Koerdische demonstraties in Den Haag

 

 

Van de redactie

De Koerdische gemeenschap in Nederland heeft met grote zorg gereageerd op de beslissing van de Europese Unie om de Koerdische bevrijdingsbeweging PKK op de Europese antiterreurlijst te plaatsten. Het is duidelijk dat vooral druk van de Turkse overheid en de VS tot deze beslissing heeft geleid.

Op 1 en 2 mei werden bij het ministerie van Buitenlandse Zaken in Den Haag Koerdische demonstraties gehouden.

Het is onbegrijpelijk dat de Europese landen de ogen sluiten voor de vredesinitiatieven van de Koerdische beweging. De boodschap van Koerdische zijde is duidelijk: "Wij willen vrede en dialoog." De EU-beslissing geeft veel Koerden het gevoel dat het Koerdische volk opnieuw tot een oorlog zal worden gedwongen. Dit zal betekenen meer doden, meer gewonden en meer slachtoffers aan alle kanten.
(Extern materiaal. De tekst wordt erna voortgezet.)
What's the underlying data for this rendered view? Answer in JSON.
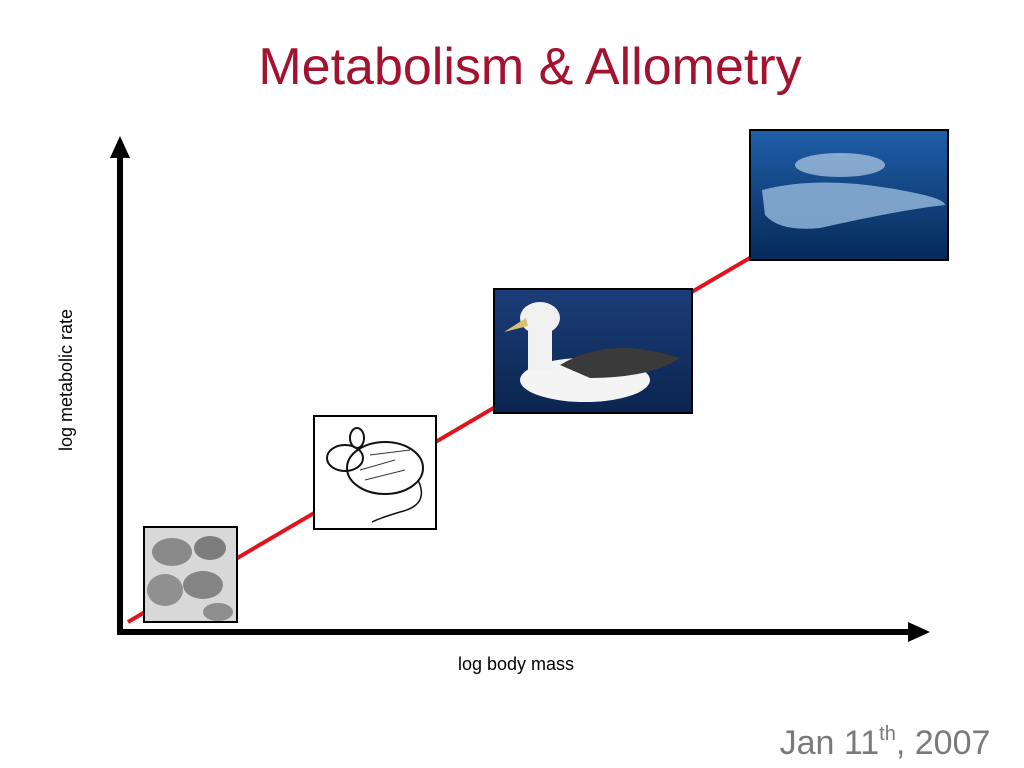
{
  "title": "Metabolism & Allometry",
  "axes": {
    "y_label": "log metabolic rate",
    "x_label": "log body mass"
  },
  "date": {
    "main": "Jan 11",
    "superscript": "th",
    "rest": ", 2007"
  }
}
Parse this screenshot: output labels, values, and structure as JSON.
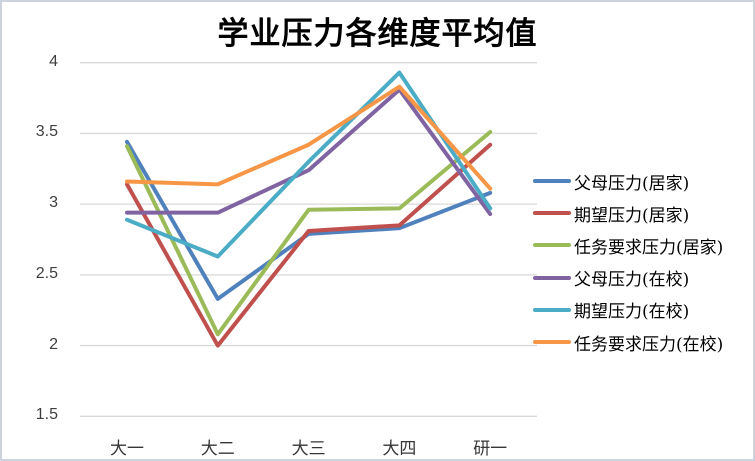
{
  "window": {
    "background": "#ffffff",
    "border_color": "#ccd3dc"
  },
  "chart_data": {
    "type": "line",
    "title": "学业压力各维度平均值",
    "categories": [
      "大一",
      "大二",
      "大三",
      "大四",
      "研一"
    ],
    "series": [
      {
        "name": "父母压力(居家)",
        "color": "#4F81BD",
        "values": [
          3.44,
          2.33,
          2.79,
          2.83,
          3.08
        ]
      },
      {
        "name": "期望压力(居家)",
        "color": "#C0504D",
        "values": [
          3.14,
          2.0,
          2.81,
          2.85,
          3.42
        ]
      },
      {
        "name": "任务要求压力(居家)",
        "color": "#9BBB59",
        "values": [
          3.41,
          2.08,
          2.96,
          2.97,
          3.51
        ]
      },
      {
        "name": "父母压力(在校)",
        "color": "#8064A2",
        "values": [
          2.94,
          2.94,
          3.24,
          3.81,
          2.93
        ]
      },
      {
        "name": "期望压力(在校)",
        "color": "#4BACC6",
        "values": [
          2.89,
          2.63,
          3.3,
          3.93,
          2.97
        ]
      },
      {
        "name": "任务要求压力(在校)",
        "color": "#F79646",
        "values": [
          3.16,
          3.14,
          3.42,
          3.83,
          3.11
        ]
      }
    ],
    "y_axis": {
      "min": 1.5,
      "max": 4,
      "step": 0.5,
      "tick_labels": [
        "4",
        "3.5",
        "3",
        "2.5",
        "2",
        "1.5"
      ]
    },
    "x_axis": {
      "tick_labels": [
        "大一",
        "大二",
        "大三",
        "大四",
        "研一"
      ]
    },
    "grid": true,
    "gridline_color": "#d9d9d9",
    "legend_position": "right",
    "line_width": 4
  }
}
Sinds 1993 heeft de PKK een koers gevolgd die is gericht op vrede en democratie. Een aantal keren is er een eenzijdig staakt-het-vuren uitgeroepen, de laatste keer op 1 september 1998. Dit staakt-het-vuren is nog steeds van kracht. De PKK heeft de oorlog eenzijdig beëindigd. De Europese Unie moet juist dit feit erkennen in plaats van het Koerdische volk te criminaliseren. De voorstellen voor vrede en een democratische oplossing die van Koerdische zijde zijn gedaan hebben maar weinig gehoor gevonden. Intussen zet de Turkse staat de repressie tegen de Koerden voort. In sommige plaatsen werd het Newroz-feest verboden, terwijl bijvoorbeeld in Diyarbakir bijna één miljoen Koerden vreedzaam het feest vierden. Het recht op de moedertaal en de cultuur wordt nog steeds niet erkend. Mensen die werkzaam zijn in democratische legale organisaties worden opgepakt en verdwijnen in de gevangenissen. Het dogmatisme van de Turkse regering staat een oplossing van de Koerdische kwestie in de weg.